Stadion Aleksandar Shalamanov
- Interactive map of Stadion Aleksandar Shalamanov
- Full name: Stadion Aleksandar Shalamanov
- Former names: Slavia Stadium (1958–2021)
- Location: Sofia, Bulgaria
- Coordinates: 42°40′31″N 23°16′19″E﻿ / ﻿42.67528°N 23.27194°E
- Owner: Slavia Sofia
- Operator: Slavia Sofia
- Capacity: 25,000
- Surface: Grass
- Field size: 105 X 68

Construction
- Built: 1958

Tenants
- Slavia Sofia (1932–present) Bulgaria U21 (2009–present)

= Stadion Aleksandar Shalamanov =

Sport stadium in Sofia, Bulgaria

Stadion Aleksandar Shalamanov (Стадион „Александър Шаламанов“) is a multi-purpose stadium in the Slavia district of Sofia, Bulgaria named after the football legend Aleksandar Shalamanov. It is currently used for football matches and is the home ground of the local football club PFC Slavia Sofia.
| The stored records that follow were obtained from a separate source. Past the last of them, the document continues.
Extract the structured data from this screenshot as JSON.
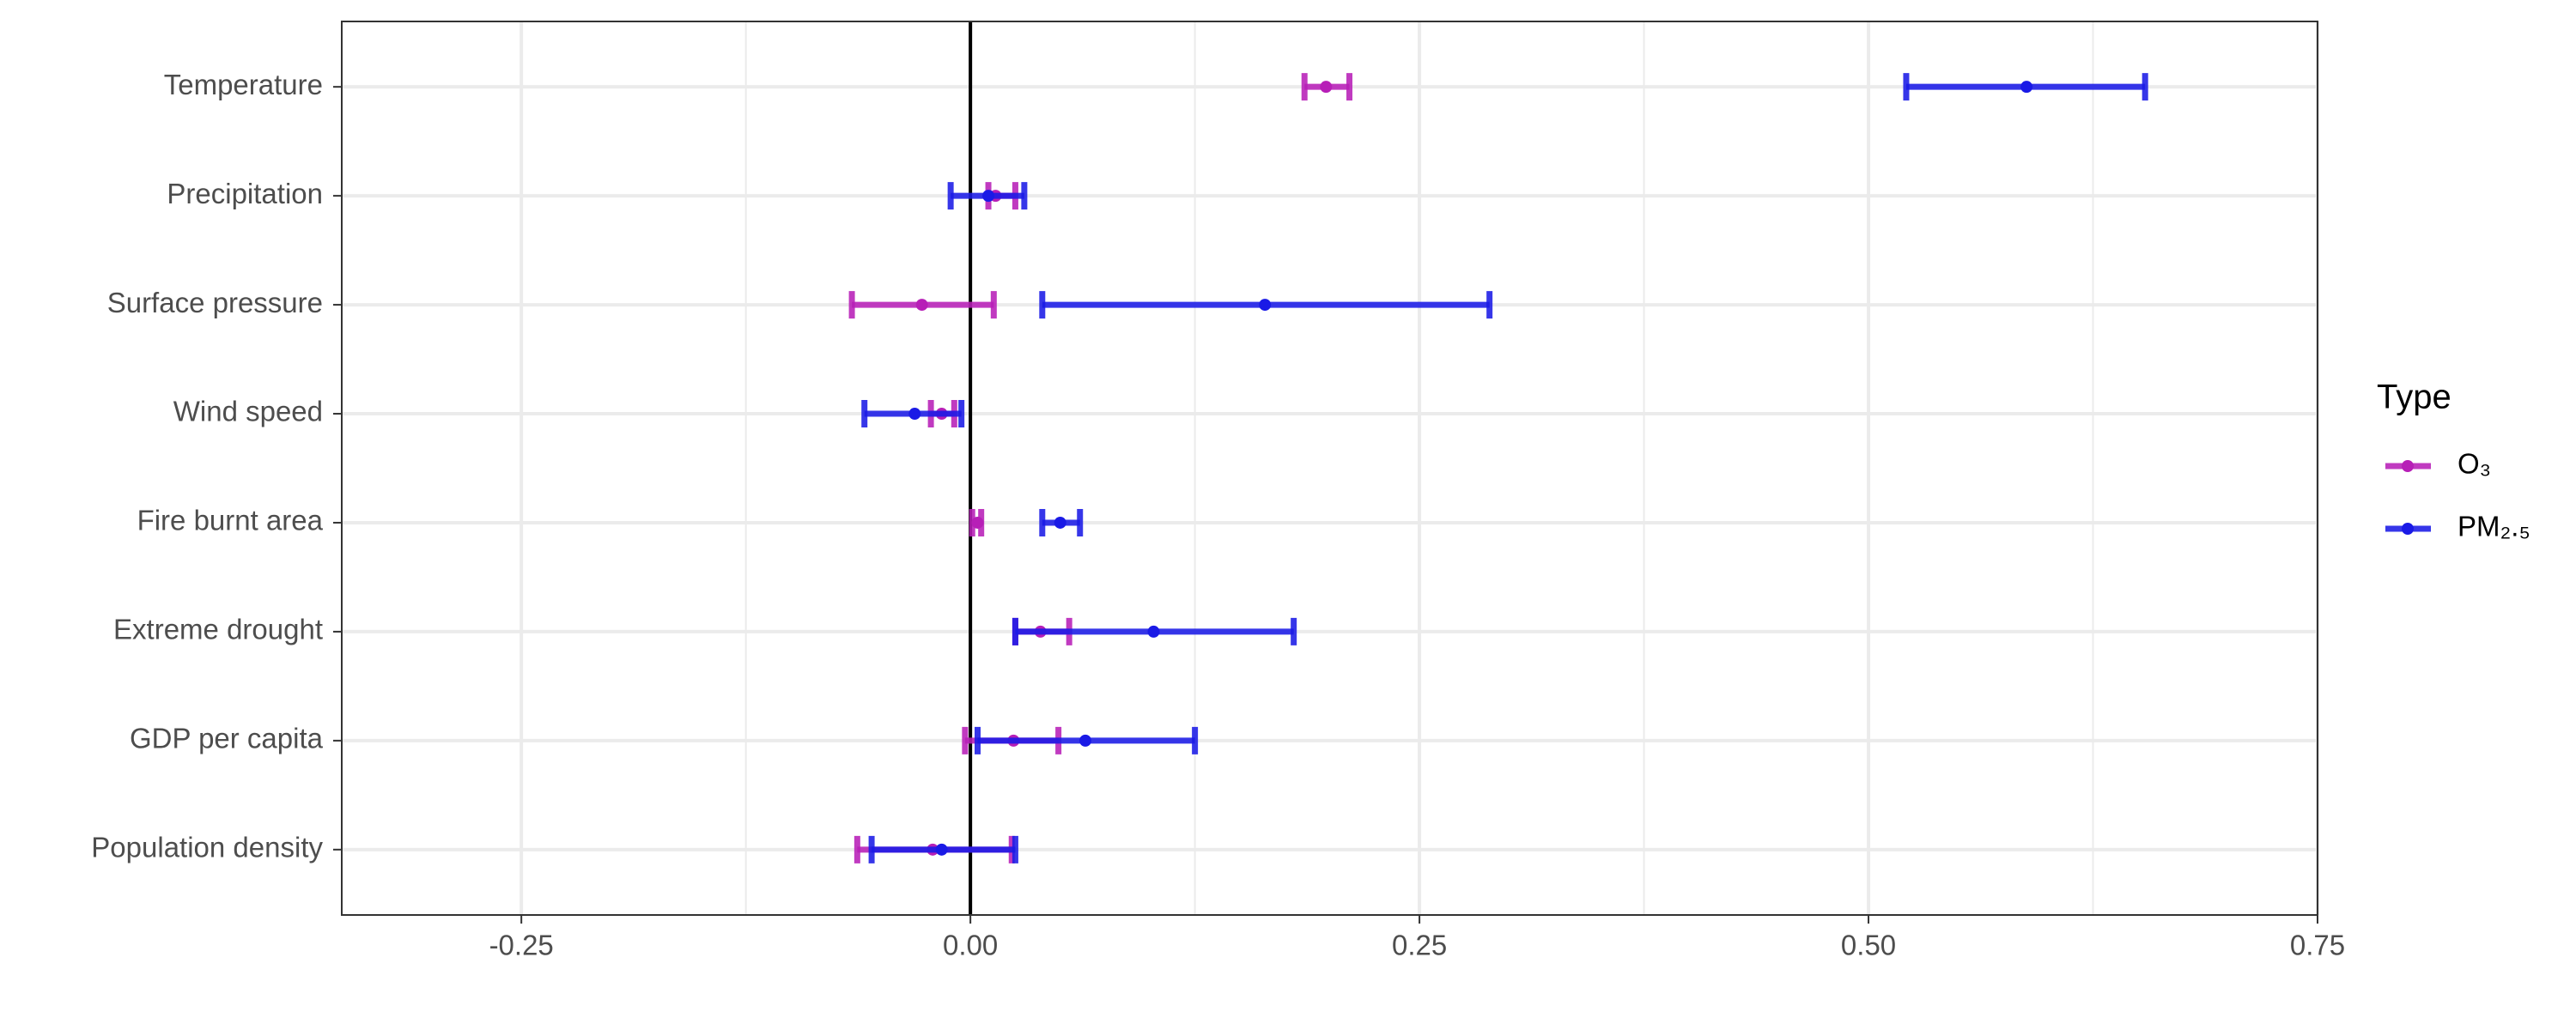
{
  "chart_data": {
    "type": "errorbar",
    "categories": [
      "Temperature",
      "Precipitation",
      "Surface pressure",
      "Wind speed",
      "Fire burnt area",
      "Extreme drought",
      "GDP per capita",
      "Population density"
    ],
    "series": [
      {
        "name": "O₃",
        "color": "#b71fb7",
        "values": [
          0.198,
          0.014,
          -0.027,
          -0.016,
          0.004,
          0.039,
          0.024,
          -0.021
        ],
        "lower": [
          0.186,
          0.01,
          -0.066,
          -0.022,
          0.001,
          0.025,
          -0.003,
          -0.063
        ],
        "upper": [
          0.211,
          0.025,
          0.013,
          -0.009,
          0.006,
          0.055,
          0.049,
          0.023
        ]
      },
      {
        "name": "PM₂.₅",
        "color": "#1a1ae6",
        "values": [
          0.588,
          0.01,
          0.164,
          -0.031,
          0.05,
          0.102,
          0.064,
          -0.016
        ],
        "lower": [
          0.521,
          -0.011,
          0.04,
          -0.059,
          0.04,
          0.025,
          0.004,
          -0.055
        ],
        "upper": [
          0.654,
          0.03,
          0.289,
          -0.005,
          0.061,
          0.18,
          0.125,
          0.025
        ]
      }
    ],
    "xlim": [
      -0.35,
      0.75
    ],
    "xticks": [
      -0.25,
      {
        "value": 0,
        "label": "0.00"
      },
      0.25,
      {
        "value": 0.5,
        "label": "0.50"
      },
      0.75
    ],
    "reference_line": 0,
    "grid": true,
    "legend_title": "Type",
    "legend_position": "right"
  }
}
The stadium has a seating capacity of 25,000 and is one of the biggest sport facilities in Bulgaria.

The stadium is part of a multifunctional sport complex, which includes two football training grounds, one multi-purpose indoor hall and an ice-hockey arena with a capacity of 2,000 spectators.
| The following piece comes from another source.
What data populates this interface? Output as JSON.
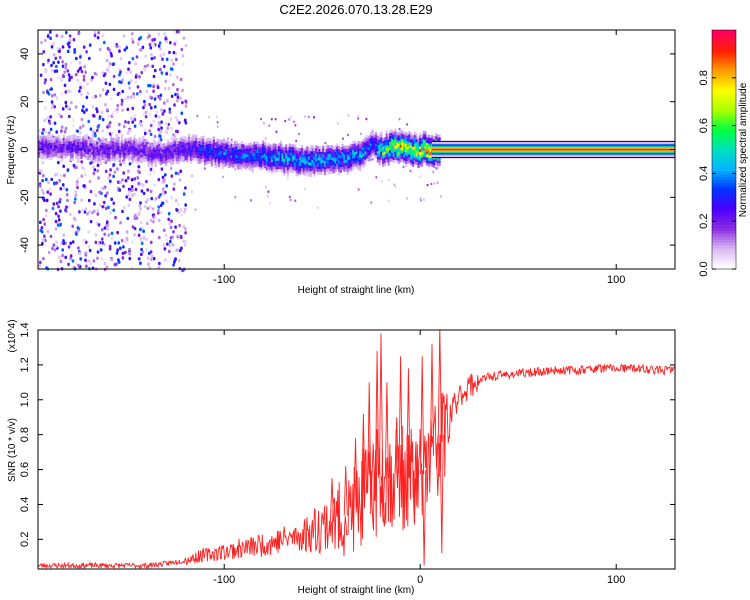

Also, as of 2009, the Bulgaria national under-21 football team plays some of its home matches at this stadium.

On 26 October 2021, a day after Slavia's legend Aleksandar Shalamanov died, the team announced that the stadium would be renamed in his honour and would take the name Aleksandar Shalamanov Stadium.

==Old Slavia Stadium==
The original home ground of Slavia was located just to the northwest of Ruski Pametnik near the center of Sofia. It was built in the mid-1920s and demolished in the late 1940s.